Fortunately, the core mechanics of SourceCred are pretty stable at this point. So maybe the next step is to write a beginners guide to SourceCred, which explains how Cred works, with illustrated examples? There have been a few attempts at this so far (including my talks, and some of @burrrata’s posts), but nothing that’s pass the quality bar to become a definitive artifact.

What do y’all think of this direction? It would be great to have a high quality guide in time for CredCon / ETHDenver.

There’s a bunch of resources that are being aggregated in the SourceCred Protocol Artifact. The thing is that “Cred” is really really closely tied to (and really a part of) the actual “SourceCred protocol.” As such, it’s important to also understand the SourceCred Technical Specification. This is why we started working on the SourceCred Codebase Walkthrough so that it’s easy to understand how the code works, then we can document the protocol, and then we can explain how Cred works at a high level. Otherwise we’re just throwing around vague metaphors that don’t translate to the way the protocol actually works.
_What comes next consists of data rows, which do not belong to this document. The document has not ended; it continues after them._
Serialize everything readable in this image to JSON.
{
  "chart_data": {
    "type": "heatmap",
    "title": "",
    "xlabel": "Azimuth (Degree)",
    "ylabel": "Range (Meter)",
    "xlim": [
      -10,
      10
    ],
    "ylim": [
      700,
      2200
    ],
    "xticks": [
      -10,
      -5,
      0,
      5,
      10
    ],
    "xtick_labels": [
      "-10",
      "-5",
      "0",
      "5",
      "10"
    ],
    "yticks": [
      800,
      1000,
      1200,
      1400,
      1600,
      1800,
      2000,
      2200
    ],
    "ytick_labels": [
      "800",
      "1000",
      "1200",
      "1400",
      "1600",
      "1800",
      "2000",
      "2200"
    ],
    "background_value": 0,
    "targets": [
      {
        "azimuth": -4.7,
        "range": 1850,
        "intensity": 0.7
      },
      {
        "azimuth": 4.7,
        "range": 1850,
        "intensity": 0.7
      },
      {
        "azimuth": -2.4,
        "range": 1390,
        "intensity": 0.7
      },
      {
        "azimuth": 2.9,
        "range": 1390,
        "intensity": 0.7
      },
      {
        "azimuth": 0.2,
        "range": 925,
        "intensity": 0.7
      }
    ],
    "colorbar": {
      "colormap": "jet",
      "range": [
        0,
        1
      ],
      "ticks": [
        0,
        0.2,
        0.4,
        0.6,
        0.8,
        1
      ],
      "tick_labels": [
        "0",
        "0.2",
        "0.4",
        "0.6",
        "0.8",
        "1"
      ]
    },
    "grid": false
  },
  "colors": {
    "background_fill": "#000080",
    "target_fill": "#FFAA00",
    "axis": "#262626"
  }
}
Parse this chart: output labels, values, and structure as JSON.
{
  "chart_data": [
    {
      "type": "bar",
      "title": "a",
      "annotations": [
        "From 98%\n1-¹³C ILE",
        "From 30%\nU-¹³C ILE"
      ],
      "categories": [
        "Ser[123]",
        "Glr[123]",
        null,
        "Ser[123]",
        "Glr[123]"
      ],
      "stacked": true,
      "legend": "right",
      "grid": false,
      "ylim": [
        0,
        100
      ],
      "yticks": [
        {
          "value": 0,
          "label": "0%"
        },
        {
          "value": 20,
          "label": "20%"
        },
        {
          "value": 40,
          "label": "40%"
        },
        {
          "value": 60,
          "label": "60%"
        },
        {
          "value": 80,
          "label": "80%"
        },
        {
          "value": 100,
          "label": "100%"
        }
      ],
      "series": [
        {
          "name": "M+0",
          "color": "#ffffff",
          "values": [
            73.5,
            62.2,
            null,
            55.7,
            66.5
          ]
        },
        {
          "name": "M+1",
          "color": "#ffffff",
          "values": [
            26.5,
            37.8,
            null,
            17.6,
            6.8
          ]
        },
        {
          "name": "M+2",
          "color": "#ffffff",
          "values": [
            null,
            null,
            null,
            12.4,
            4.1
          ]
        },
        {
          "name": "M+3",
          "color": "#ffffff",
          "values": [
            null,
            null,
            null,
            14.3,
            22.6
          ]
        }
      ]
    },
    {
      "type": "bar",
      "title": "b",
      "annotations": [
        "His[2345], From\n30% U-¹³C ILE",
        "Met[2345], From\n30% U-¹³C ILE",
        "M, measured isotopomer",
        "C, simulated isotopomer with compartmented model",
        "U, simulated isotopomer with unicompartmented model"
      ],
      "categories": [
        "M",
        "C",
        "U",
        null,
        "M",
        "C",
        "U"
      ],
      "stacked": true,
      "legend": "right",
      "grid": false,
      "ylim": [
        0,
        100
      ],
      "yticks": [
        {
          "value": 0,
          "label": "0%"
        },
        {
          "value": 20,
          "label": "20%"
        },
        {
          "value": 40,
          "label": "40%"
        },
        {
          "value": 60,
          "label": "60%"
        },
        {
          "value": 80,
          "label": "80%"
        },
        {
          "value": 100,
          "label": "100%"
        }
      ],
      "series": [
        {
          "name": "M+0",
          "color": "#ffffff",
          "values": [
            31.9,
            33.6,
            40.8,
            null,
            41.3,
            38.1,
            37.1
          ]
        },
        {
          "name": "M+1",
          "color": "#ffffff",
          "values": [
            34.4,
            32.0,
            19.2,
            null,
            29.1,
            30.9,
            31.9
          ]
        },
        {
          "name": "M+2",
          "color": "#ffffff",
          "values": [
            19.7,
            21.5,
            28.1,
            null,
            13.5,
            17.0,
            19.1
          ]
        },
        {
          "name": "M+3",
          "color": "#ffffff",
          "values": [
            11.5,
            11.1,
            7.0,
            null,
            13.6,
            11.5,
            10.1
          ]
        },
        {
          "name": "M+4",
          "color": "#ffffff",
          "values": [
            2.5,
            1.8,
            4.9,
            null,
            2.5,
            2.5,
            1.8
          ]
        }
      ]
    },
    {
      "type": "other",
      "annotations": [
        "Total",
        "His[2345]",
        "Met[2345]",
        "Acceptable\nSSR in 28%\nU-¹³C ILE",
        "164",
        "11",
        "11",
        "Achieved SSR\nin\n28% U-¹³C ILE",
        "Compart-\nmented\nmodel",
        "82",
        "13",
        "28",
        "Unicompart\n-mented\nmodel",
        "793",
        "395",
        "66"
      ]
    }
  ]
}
Also a good point. I’m doing a bit of algorithm cleanup, to separate the core cred calculations away from any dependency on plugin code. (As a happy side effect, this will also enable plugins to set custom cred weights on individual nodes–as is needed for the initiatives and artifact plugins.) Then, I’m going to write a first written guide to the algorithm, with code examples. This will unblock @anon60584824 on making a python implementation, and should unblock the first canonical explanation of what Cred is.